The problem is not simply that the movie assumes knowledge about the game on the part of the audience, but the screenwriters have compounded that by confusing plotting with busywork. There are so many unexplained (or assumed) comings and goings and happenstances and insinuations that by the halfway mark I was ready to turn off the sound and just watch the movie as an effects demo reel. Mixed in with all this is a good deal of mystical nonsense and tendentious preaching about the environment masquerading as plot, the usual fail-safe fallback for someone who wants to make an Important Statement without actually thinking about it. It’s bad enough that all of this means absolutely nothing to someone who hasn’t played the game; it’s worse that the movie hardly even seems to care. Again, I’m guessing that was scarcely the point — they wanted to extend on a story that had drawn a devoted audience, nothing more than that, but at the cost of locking out everyone who wasn’t there to begin with.


Because so much of the movie's impact is rooted in the game that precedes it,
newcomers to the Final Fantasy mythos in general are liable to be wholly at sea.

But doesn’t it look great? Sure it does; the programmers and graphic designers slaved for years to put this thing together. The future cityscapes look like inhabitable places, not just backdrops. There’s not a shot in the film that doesn’t cry out to be blown up to the size of a billboard. That said, what they choose to do with all this splendor is self-defeating: When the camera zooms around like it’s on the end of a bungee cord and stops on a dime, it’s not thrilling; it’s distracting. Nothing feels like it has any weight. Continuity is not merely ignored but outright sneered at. The characters themselves also look faintly off — there’s always something weird about the eyes and the mouths, like they’ve all come from the same doll factory. (That and I had to ask how they managed to fight when they had their hair hanging in their face half the time.)
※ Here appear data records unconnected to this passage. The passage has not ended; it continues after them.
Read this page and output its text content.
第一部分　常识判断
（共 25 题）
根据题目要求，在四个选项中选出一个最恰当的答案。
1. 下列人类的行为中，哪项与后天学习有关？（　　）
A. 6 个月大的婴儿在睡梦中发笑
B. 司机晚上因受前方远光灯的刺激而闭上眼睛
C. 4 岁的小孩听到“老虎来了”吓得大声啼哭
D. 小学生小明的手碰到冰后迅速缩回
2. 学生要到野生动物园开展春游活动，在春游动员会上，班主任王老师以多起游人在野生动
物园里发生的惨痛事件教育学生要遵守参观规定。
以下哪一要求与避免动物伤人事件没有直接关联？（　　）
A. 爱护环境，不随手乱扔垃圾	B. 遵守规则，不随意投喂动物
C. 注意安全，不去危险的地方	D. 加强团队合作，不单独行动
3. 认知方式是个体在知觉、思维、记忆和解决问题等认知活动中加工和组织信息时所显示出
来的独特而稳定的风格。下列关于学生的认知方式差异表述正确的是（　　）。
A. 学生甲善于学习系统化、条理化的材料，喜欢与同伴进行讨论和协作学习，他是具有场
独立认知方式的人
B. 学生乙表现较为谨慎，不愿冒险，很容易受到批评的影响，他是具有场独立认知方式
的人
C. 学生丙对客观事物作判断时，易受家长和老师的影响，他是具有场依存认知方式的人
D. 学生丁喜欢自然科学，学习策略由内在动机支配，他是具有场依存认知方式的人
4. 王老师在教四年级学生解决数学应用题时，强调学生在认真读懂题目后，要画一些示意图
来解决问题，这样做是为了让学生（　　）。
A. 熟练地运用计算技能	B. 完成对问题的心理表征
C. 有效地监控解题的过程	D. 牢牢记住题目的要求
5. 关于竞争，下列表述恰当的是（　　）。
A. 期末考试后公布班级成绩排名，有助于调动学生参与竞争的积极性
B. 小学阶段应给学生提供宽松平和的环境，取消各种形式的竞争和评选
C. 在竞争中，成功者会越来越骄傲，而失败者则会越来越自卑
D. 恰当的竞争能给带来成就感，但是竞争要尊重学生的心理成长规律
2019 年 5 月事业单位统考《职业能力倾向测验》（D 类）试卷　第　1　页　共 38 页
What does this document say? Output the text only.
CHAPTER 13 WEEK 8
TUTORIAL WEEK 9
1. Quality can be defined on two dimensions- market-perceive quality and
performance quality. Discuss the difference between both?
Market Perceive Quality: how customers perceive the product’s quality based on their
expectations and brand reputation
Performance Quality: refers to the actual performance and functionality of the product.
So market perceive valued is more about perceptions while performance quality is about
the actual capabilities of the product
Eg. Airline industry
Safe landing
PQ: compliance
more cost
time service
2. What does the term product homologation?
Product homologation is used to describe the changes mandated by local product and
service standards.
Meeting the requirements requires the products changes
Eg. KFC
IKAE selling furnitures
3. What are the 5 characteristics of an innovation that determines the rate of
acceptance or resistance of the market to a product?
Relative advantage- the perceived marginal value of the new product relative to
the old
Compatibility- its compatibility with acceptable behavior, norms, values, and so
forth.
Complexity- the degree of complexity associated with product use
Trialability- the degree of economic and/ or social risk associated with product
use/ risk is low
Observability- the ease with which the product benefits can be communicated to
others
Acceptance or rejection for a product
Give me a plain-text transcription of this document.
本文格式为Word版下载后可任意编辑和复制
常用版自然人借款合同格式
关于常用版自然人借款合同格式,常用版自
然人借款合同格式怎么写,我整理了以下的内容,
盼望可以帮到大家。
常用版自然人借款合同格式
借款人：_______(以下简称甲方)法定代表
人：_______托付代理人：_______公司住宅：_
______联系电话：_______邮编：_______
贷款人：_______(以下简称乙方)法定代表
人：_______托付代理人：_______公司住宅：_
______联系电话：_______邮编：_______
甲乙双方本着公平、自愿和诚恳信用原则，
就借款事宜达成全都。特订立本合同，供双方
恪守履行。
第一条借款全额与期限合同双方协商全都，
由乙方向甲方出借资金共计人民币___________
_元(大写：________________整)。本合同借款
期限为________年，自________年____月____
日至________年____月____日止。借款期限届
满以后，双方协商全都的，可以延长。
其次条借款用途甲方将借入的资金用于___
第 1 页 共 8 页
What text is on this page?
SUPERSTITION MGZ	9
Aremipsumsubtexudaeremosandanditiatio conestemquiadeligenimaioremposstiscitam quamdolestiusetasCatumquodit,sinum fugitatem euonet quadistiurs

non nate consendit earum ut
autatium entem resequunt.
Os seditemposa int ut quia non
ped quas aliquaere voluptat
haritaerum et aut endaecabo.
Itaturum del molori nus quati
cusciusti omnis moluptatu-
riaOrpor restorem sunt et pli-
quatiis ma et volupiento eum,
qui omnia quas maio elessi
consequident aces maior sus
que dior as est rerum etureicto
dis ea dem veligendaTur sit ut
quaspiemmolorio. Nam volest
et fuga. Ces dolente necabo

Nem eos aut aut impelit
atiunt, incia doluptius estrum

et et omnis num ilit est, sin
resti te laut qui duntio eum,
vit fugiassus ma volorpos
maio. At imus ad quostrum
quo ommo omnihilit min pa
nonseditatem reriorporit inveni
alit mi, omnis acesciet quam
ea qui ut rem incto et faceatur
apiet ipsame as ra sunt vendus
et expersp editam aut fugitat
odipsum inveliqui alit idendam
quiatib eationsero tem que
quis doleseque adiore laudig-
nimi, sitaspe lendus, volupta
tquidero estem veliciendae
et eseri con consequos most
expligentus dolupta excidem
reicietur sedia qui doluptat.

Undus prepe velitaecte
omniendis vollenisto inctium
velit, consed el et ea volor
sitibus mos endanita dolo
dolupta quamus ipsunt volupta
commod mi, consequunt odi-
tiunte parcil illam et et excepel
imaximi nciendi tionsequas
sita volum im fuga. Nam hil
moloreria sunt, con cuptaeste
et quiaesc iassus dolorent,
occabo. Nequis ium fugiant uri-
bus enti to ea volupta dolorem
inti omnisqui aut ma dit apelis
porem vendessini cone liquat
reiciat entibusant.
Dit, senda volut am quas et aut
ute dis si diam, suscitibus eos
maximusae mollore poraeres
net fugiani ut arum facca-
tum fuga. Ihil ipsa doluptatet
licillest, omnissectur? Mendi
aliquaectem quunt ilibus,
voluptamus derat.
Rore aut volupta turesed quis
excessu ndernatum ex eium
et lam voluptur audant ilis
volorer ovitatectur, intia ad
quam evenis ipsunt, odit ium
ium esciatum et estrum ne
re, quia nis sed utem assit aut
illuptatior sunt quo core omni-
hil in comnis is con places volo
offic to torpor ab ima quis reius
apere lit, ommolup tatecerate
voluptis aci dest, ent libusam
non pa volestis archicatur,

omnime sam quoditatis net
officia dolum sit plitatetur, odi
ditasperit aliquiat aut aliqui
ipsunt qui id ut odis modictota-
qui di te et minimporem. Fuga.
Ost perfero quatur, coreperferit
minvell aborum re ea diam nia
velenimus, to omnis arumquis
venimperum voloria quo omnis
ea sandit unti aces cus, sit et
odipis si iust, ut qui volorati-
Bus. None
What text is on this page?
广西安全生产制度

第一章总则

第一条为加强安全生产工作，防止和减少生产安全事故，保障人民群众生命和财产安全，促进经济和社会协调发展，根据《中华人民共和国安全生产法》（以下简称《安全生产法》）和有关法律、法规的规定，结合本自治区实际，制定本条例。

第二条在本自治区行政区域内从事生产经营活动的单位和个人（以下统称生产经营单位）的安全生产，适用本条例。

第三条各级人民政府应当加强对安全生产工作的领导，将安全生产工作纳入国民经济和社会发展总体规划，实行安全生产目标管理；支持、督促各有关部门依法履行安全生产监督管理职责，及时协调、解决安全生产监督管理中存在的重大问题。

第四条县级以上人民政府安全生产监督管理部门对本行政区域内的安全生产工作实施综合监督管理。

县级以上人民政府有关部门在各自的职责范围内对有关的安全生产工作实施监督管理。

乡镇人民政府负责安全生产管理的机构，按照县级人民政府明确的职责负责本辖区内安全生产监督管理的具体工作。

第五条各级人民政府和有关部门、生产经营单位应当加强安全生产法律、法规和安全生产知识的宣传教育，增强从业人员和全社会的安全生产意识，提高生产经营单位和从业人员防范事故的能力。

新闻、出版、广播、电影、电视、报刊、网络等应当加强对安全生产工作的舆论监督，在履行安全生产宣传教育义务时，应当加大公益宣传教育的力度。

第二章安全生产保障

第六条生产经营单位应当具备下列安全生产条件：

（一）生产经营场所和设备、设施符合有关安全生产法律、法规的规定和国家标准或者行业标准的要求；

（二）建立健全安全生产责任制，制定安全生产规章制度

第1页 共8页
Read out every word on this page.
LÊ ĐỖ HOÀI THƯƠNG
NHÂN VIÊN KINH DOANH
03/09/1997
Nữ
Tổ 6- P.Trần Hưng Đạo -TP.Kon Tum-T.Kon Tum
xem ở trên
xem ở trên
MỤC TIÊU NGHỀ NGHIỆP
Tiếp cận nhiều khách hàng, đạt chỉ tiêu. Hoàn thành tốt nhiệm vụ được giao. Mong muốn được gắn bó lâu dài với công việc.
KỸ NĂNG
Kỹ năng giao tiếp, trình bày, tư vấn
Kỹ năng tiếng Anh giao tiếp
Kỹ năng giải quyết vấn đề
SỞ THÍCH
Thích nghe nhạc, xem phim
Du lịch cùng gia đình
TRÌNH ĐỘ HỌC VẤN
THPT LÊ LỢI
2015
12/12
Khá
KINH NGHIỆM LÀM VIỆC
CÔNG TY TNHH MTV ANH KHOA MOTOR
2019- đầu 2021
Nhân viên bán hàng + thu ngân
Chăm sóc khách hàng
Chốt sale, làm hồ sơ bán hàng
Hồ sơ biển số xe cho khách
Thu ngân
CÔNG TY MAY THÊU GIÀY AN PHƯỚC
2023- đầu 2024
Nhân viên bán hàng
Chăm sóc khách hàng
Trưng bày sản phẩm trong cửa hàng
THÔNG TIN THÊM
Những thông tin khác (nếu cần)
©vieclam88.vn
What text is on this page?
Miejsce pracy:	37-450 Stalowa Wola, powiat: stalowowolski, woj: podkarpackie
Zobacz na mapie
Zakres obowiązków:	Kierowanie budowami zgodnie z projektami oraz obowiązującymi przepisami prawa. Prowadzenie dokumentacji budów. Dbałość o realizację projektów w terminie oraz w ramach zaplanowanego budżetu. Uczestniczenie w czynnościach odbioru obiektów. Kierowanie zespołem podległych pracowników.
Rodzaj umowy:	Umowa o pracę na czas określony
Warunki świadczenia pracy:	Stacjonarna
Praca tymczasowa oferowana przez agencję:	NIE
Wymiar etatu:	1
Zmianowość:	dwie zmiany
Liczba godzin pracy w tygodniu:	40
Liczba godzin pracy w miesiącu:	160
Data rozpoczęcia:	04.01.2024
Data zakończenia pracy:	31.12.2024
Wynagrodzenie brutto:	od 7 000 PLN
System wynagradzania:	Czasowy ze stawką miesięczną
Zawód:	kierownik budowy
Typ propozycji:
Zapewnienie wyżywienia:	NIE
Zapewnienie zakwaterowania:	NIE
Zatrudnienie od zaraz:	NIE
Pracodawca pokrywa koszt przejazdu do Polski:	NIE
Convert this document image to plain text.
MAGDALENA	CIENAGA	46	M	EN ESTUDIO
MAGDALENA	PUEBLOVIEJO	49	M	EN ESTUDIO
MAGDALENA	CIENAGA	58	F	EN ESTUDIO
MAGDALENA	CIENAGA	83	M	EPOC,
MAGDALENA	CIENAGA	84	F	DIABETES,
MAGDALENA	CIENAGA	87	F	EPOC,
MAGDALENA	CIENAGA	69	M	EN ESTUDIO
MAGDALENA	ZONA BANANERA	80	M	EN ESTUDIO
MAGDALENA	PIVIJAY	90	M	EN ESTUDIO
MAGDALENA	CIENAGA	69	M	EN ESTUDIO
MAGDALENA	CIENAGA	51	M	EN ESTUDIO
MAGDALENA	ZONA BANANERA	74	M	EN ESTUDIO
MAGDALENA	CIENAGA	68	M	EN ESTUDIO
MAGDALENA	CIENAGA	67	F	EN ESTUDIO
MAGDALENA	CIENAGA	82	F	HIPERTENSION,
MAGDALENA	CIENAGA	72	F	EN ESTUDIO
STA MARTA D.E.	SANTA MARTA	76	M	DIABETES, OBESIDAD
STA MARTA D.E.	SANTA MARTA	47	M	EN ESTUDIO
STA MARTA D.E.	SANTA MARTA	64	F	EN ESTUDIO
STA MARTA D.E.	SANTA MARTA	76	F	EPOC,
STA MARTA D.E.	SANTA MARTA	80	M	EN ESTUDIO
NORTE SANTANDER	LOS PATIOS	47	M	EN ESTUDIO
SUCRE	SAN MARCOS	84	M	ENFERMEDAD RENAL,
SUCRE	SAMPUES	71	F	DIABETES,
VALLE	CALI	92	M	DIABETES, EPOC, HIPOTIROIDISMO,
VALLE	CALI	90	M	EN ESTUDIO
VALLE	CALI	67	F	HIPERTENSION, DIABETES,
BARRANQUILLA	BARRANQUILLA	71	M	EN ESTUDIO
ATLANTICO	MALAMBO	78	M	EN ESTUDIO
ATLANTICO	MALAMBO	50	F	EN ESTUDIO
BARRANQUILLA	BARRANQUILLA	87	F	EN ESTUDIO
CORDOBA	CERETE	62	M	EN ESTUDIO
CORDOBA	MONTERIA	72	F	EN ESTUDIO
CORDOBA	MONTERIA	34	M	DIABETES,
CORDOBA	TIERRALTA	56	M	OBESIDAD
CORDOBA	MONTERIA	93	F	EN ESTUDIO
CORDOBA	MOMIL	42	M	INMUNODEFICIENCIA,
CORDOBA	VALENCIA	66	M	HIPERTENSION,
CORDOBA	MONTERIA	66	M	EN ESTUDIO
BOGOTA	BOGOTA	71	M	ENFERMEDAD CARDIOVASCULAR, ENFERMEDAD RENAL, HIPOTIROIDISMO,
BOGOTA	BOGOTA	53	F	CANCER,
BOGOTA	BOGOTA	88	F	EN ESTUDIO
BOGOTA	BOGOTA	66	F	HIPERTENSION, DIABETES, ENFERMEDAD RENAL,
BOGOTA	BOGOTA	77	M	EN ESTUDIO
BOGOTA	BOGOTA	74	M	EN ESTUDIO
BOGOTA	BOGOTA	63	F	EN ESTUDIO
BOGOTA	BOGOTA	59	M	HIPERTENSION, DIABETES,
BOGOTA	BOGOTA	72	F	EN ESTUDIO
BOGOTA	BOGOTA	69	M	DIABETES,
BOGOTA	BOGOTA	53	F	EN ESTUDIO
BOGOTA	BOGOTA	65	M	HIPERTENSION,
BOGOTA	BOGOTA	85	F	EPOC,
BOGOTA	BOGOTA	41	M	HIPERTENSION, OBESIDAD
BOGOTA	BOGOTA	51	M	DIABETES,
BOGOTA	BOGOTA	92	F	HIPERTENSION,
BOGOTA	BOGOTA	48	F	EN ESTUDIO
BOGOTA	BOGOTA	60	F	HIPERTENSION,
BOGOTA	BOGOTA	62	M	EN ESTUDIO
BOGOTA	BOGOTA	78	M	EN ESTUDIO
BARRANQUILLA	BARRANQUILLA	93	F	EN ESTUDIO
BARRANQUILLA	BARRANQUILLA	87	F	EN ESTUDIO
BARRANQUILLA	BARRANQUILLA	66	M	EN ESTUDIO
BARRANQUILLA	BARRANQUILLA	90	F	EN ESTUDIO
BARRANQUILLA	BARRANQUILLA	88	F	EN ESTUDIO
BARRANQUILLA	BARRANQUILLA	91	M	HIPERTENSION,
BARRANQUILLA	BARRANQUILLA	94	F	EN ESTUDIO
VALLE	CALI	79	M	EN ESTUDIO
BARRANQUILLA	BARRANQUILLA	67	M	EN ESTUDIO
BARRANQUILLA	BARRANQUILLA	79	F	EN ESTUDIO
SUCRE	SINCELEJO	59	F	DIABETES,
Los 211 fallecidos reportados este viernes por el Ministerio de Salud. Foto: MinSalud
The movie’s video-game heritage also makes the logistics of the action needlessly confusing. Example: In one of the early battles, Cloud is attacked by giant wolf-like creatures that turn to smoke when he hits them with his sword. Did that mean he was killing them? Or were they just doing that to avoid getting hit in the first place? And what’s the point of switching arbitrarily between slow-motion and high-speed when we can barely figure out what’s going on either way, and hardly give a darn? Another fight scene has people milling around randomly in the background for what feels like minutes on end when sanity dictates they should have cleared out a long time ago. The movie scarcely seems to care about such niggardly matters, and it’s next to impossible to figure things out via context as nothing is explained or lingered on long enough to be coherent.


The movie's fight scenes come so fast and are so spastically assembled that
nothing seems to have weight and it's next to impossible to tell what's going on.

The problem is that CGI, like conventional hand-drawn animation or even live-action itself, is just a way to tell a story. It’s a medium, and in the words of Ernie Kovacs on TV, it is now definitely a medium in the sense that it is neither rare nor well done. CGI is everywhere, and most of it is lousy — in fact, even when it’s “good”, it’s usually still lousy, because it’s often used to pave over a weak story. When CGI doesn’t try to mimic reality obsessively — think of Malice@Doll and, to a degree, Appleseed — it actually accomplishes more, because we’re not being asked to compare what we see to something real. When we see Cloud and Sephiroth in close-up pushing back amazingly realistic swaths of hair, and then we pop back to see them flying around like toys on the end of lanyards, it doesn’t click. At least when people did the impossible in The Matrix we had some idea why it was like that.

I gave high marks to the original Final Fantasy CGI movie for two reasons: One, it was the first time anything of that scale had been attempted, so I went easy on them for breaking new ground. Two, for better or worse, it told an original story — and while a fair amount of that story had the same mumbo-jumbo arbitrariness of many of the games, it worked pretty well on its own terms and didn’t need a guidebook to be understood. With FF, I have a hard time seeing anything other than sheer greed at work here: the filmmakers rake in a pile of dough milking the characters for all they’re worth, and the fans get to see some new material. Strange how the same fans are willing to write off Disney’s direct-to-video sequel productions, which are no less cynically assembled, but get terribly irate if you claim FFVII:AC is anything less than a cash-in.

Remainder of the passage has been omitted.